I was working on a proof about dilative rotations and, while I managed to prove a solution, I couldn't prove its uniqueness. Then I had the idea of proving that there was only one point such that those two mentioned triangles are similar. So given two pairs of points, how do I find a point C such that the this is the case? I tried using a bit of vector algebra and came up with the set of equations:

$\frac{\left\lVert C-B \right\rVert}{sin(\alpha)} = \frac{\left\lVert C-A \right\rVert}{sin(\beta)} = \frac{\left\lVert B-A \right\rVert}{sin(\theta)}$

$\frac{\left\lVert C-B' \right\rVert}{sin(\alpha)} = \frac{\left\lVert C-A' \right\rVert}{sin(\beta)} = \frac{\left\lVert B'-A' \right\rVert}{sin(\theta)}$

, where B-A is a one line segment(or vector), B'-A' is the other one and $\frac{\left\lVert C-B' \right\rVert}{\left\lVert C-B \right\rVert} = \frac{\left\lVert C-A' \right\rVert}{\left\lVert C-A \right\rVert} = \frac{\left\lVert A'-B' \right\rVert}{\left\lVert A-B \right\rVert} = r$

Problem is, this seems to get algebraically complicated really fast. Do you have any smarter ideas on how to go about this?

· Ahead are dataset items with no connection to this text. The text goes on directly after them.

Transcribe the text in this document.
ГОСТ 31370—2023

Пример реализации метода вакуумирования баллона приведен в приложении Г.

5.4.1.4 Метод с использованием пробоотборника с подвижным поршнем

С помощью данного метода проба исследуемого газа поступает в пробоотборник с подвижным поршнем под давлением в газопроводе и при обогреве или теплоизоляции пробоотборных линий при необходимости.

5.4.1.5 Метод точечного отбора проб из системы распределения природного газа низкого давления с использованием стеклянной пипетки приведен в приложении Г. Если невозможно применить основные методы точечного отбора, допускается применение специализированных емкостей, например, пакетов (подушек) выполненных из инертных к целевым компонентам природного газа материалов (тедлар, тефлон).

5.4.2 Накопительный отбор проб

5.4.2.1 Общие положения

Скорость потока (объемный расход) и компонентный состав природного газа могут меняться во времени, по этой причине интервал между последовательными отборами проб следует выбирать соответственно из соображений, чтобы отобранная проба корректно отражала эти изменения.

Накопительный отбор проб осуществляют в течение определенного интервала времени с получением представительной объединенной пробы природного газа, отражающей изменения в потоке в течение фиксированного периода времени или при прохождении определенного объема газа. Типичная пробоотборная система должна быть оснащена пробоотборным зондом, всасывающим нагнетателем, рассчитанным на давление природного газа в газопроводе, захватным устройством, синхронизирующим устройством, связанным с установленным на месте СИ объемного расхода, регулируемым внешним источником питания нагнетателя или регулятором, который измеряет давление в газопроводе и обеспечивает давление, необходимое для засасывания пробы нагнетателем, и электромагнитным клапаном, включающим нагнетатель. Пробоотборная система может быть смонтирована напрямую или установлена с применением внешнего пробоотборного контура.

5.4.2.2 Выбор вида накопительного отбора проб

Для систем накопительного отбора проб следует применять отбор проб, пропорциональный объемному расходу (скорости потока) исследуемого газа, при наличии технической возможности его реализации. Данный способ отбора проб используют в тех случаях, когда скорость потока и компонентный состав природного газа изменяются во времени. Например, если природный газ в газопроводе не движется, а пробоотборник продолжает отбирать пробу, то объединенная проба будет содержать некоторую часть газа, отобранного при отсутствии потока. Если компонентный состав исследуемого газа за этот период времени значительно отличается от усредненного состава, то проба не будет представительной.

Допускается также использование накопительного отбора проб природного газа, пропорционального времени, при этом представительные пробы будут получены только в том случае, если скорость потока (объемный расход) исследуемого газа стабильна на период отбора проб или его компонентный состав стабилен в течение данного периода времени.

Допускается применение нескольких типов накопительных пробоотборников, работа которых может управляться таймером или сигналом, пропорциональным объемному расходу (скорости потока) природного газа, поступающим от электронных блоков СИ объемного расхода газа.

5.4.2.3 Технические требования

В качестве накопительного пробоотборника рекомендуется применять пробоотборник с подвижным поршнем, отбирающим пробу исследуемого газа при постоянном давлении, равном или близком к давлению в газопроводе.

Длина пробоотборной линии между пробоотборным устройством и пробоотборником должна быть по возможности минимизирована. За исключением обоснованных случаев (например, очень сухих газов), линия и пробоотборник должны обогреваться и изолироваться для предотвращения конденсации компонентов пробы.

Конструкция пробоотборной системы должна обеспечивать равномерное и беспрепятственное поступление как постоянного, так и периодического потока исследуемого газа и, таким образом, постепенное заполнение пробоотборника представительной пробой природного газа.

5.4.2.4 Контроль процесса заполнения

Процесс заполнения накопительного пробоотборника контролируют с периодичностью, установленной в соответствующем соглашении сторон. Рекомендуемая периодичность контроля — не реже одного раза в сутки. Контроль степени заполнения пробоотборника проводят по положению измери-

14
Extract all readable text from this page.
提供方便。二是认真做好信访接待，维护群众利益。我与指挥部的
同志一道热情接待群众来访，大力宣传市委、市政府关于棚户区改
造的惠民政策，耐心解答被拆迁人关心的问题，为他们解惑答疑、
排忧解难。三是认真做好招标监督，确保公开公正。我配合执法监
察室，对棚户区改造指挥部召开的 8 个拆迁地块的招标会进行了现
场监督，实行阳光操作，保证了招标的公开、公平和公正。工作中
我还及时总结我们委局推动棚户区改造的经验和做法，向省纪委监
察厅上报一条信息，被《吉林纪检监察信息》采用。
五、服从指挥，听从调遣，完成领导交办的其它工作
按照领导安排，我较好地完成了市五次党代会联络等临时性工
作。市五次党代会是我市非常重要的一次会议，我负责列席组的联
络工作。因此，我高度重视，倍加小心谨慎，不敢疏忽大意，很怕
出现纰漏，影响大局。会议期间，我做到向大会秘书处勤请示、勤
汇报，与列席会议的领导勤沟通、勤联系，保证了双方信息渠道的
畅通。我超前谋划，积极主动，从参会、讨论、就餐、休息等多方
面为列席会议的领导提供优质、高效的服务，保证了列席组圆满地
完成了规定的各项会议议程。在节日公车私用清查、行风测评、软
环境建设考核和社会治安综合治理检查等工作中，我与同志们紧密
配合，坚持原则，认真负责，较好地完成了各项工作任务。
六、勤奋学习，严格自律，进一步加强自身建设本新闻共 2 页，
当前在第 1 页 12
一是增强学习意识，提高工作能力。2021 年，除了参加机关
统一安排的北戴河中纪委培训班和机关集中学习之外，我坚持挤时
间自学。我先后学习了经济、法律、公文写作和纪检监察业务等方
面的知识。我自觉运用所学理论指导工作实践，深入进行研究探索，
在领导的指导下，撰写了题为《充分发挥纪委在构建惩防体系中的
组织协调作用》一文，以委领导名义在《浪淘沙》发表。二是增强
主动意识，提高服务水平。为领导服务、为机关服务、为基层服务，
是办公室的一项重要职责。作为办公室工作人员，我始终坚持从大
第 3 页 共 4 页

The point you are looking for of called the center of the spiral similarity. To prove uniqueness, observe that if $X'$ is another center, then $ABPX'$ and $DCPX'$ are also cyclic (I'm following the Wikipedia notation), since two distinct circles have at most two intersection points, and $X\neq P\neq X'$, we get that $X=X'$, which is what we wanted.

The proof may have several cases depending whether the lines $AC$ and $BD$ intersect inside the segments of not, but are all similar (you can avoid card using directed angles if you know then, but that's not necessary).